Deep-Federated-Learning-Based Threat Detection Model for Extreme Satellite Communications
Sara Salim, Nour Moustafa, Mohamed Hassanian, David Ormod, Jill Slay
Abstract
Satellite communications (Satcoms), whether ground-to-space or intersatellite, have, to date, primarily combined the two cutting-edge fields of communication and space, in which cybersecurity and space activities are intricately connected. The susceptibility of Satcoms and other space assets to cyberattacks, as a means of targeting critical infrastructure, is sometimes overlooked. Neither space nor cybersecurity policies, particularly for Satcoms systems, are equipped for the challenges posed by the convergence of space and cyberspace. With the rising number of cyberattacks, including reconnaissance, Denial-of-Service (DoS), and zero-day attacks, on Satcoms systems by extreme nation-state attackers, further defenses must be established. These defenses should enable the discovery of zero-day attacks whilst reducing false positives associated with the detection of advanced persistent threats.
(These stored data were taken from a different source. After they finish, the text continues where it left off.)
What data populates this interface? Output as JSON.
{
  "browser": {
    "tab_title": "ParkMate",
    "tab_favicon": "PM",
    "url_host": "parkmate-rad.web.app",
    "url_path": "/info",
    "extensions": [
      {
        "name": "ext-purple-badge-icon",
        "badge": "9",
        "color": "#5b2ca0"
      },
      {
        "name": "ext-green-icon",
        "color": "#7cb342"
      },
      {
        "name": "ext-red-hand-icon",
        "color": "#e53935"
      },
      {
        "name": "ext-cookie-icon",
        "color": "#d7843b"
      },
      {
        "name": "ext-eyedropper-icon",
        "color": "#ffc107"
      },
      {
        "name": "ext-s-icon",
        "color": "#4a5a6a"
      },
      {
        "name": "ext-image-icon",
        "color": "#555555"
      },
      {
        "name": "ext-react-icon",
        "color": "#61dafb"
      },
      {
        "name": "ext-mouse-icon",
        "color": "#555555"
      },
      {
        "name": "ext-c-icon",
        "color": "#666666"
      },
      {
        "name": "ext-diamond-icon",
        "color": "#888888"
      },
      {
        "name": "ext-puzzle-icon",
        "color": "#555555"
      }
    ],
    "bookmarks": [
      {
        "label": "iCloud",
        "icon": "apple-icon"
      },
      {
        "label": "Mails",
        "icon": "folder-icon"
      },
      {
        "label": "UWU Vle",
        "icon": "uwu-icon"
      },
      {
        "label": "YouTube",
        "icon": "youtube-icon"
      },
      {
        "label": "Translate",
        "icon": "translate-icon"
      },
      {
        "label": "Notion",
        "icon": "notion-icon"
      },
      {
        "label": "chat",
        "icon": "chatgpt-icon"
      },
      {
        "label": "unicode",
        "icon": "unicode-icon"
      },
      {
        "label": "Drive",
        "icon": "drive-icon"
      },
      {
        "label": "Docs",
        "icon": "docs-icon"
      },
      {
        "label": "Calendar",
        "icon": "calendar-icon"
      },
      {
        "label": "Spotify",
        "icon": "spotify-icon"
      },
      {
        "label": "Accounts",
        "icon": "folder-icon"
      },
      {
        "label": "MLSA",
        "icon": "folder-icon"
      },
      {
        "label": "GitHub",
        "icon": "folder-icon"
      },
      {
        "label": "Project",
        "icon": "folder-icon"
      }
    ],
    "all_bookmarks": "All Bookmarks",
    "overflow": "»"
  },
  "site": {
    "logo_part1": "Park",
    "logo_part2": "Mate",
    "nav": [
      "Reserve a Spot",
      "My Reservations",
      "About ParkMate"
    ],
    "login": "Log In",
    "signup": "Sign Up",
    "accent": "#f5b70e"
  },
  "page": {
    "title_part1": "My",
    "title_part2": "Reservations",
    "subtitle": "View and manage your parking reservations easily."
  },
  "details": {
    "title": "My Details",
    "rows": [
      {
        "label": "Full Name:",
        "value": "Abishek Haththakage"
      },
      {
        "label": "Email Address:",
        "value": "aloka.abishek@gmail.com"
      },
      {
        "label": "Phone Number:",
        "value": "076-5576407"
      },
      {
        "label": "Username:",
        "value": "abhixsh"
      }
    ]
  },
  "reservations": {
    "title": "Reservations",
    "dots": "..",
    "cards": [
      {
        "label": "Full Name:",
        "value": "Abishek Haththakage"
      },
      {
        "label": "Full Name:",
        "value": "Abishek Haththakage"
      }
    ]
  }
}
In this article, to address these cyber concerns, a comprehensive deep federated learning (DFL)-based threat detection model for proactively recognizing intrusions in Satcoms networks using decentralized on-device data while preserving the privacy of this data is proposed. Our approach leverages a decentralized data-level preprocessing (DLP) mechanism, ensuring that original data remains concealed while providing well-processed, statistically transformed thought-out data for robust threat detection. The proposed model executes federated learning rounds on a novel deep auto-encoder (DAE) architecture, maintaining local data on secure warehouses, and sharing only the learned weights with the central FL server. Also, its ensemble mechanism aggregates the updates from multiple sources to optimize the accuracy of the global learning model. The experimental results demonstrate that the proposed model outperforms the classic/centralised learning (non-FL) versions in terms of protecting the privacy of local data and providing an optimal accuracy rate for attack detection. Furthermore, using differential privacy (DP)-based DLP as a privacy preservation mechanism, the proposed model exhibits high levels of accuracy and better levels of privacy over the training data.